Here, baseball seemed to know its place. There’d be a final score (8-1, Dodgers), a winner and a loser. There’d be a mark in the standings. There’d be 65 days left in a season that came along reluctantly and will remain so. They’d try again tomorrow and then, if it still makes sense, the next day, too.
They play in the gaps between test results. Or they’re ordered off.
“This is a day that, if I’m being honest, I wasn’t a hundred percent certain we were gonna see,” Dodgers third baseman Justin Turner said. “The fact we’re here, the sacrifices and choices and responsibility that players across the league have taken to ensure we’re getting to this opening day, is unbelievable.”
They play when the morning paper is filled with bad news. Two entire rosters and their coaching staffs knelt in a long, loose arc prior to the national anthem. Nine players and a manager remained prone during the anthem itself. Max Muncy and Bellinger rested their hands on the shoulders of a kneeling Betts, the only Black player in the starting lineup and the son of a Vietnam veteran.
California had more deaths from the coronavirus Wednesday than on any other day. The state has recorded more than 400,000 cases, most in the nation. Every day seems a bit scarier than the last.
What could distract from that? From any of it? Not baseball. Not anything. These are the times. They change people. They move people. One man in that pregame ceremony stood between Dodgers manager Dave Roberts and Betts. Not that long ago, Roberts, son of a Black Marine, resisted the movement, more so the act that represented that movement, that so many now hope will help reshape America’s soul. He said Thursday he’d come to understand what a well-timed, well-intended knee in the dirt represents.
“I’m always trying to evolve and learn, be educated,” he said. “I’ve realize that standing at attention, it’s not mutually exclusive to your thoughts on social justice and police brutality and things that Colin Kaepernick [and Bruce Maxwell] felt. And as I’ve learned, I just believe you’re not trying to disrespect the soldiers, men and women that serve our country and lay their lives on the line every single day. My father included.”

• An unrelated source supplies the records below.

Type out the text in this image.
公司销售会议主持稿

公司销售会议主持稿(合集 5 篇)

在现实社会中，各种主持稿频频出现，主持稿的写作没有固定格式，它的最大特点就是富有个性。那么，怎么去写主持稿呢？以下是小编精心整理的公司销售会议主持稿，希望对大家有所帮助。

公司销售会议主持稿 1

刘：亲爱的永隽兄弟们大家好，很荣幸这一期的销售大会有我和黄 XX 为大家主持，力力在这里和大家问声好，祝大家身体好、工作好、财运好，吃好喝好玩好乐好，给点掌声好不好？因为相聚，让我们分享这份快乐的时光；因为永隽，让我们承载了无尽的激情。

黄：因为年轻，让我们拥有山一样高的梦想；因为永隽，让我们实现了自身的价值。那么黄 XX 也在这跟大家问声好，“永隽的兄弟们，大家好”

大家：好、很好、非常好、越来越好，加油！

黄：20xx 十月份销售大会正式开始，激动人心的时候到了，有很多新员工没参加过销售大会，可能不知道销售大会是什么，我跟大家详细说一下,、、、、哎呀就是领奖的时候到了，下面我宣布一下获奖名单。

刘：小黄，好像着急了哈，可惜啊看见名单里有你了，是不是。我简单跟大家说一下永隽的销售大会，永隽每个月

He would of course address the late scratch of Kershaw, replaced by the gangly and frond-topped Dustin May, the club’s first rookie starter on opening day since Fernando Valenzuela in 1981. And he would then steer the National League’s favorite into the first of 60 games, into a two- or three-month exercise that would determine a champion. A few hours earlier, the Washington Nationals, who’d eliminated the Dodgers last October and then became World Series champions, announced outfielder Juan Soto had tested positive for the virus. Somebody else would play left field.
In case anyone would mistake this season, such as it is, for something other than a minute-to-minute endeavor, there it was.

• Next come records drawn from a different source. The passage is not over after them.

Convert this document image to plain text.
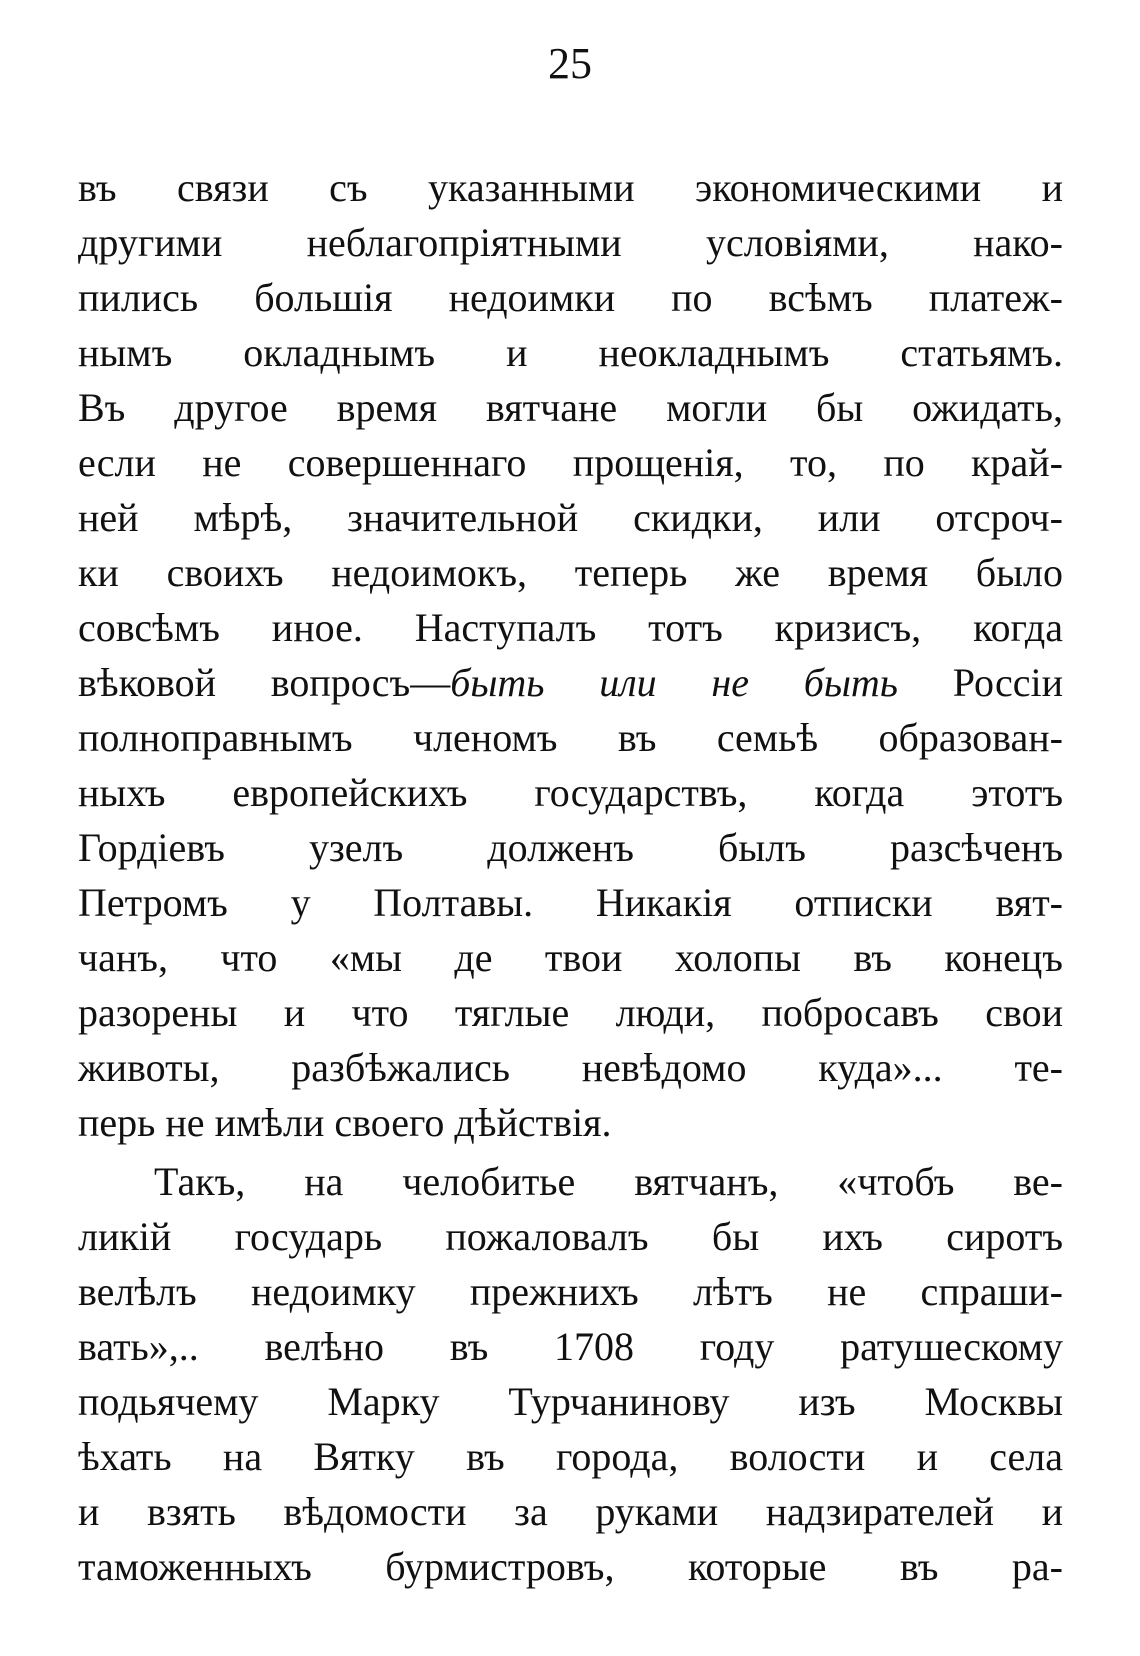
25
въ связи съ указанными экономическими и
другими неблагопріятными условіями, нако-
пились большія недоимки по всѣмъ платеж-
нымъ окладнымъ и неокладнымъ статьямъ.
Въ другое время вятчане могли бы ожидать,
если не совершеннаго прощенія, то, по край-
ней мѣрѣ, значительной скидки, или отсроч-
ки своихъ недоимокъ, теперь же время было
совсѣмъ иное. Наступалъ тотъ кризисъ, когда
вѣковой вопросъ—быть или не быть Россіи
полноправнымъ членомъ въ семьѣ образован-
ныхъ европейскихъ государствъ, когда этотъ
Гордіевъ узелъ долженъ былъ разсѣченъ
Петромъ у Полтавы. Никакія отписки вят-
чанъ, что «мы де твои холопы въ конецъ
разорены и что тяглые люди, побросавъ свои
животы, разбѣжались невѣдомо куда»... те-
перь не имѣли своего дѣйствія.
Такъ, на челобитье вятчанъ, «чтобъ ве-
ликій государь пожаловалъ бы ихъ сиротъ
велѣлъ недоимку прежнихъ лѣтъ не спраши-
вать»,.. велѣно въ 1708 году ратушескому
подьячему Марку Турчанинову изъ Москвы
ѣхать на Вятку въ города, волости и села
и взять вѣдомости за руками надзирателей и
таможенныхъ бурмистровъ, которые въ ра-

Hours later, Dodgers in home white uniforms snaked from the dugout steps to second base, “I Love L.A.” echoing off those dark mountains, one day into this thing. The baseball was OK, good enough, and certainly better than no baseball. Maybe it’ll work. Maybe enough of them will stay healthy and the bad news will turn and the people will come out to introduce themselves to Mookie Betts, and say hello again to the rest.
Meantime, baseball has its place here, by itself, up on a hill just outside of town. It seems about right.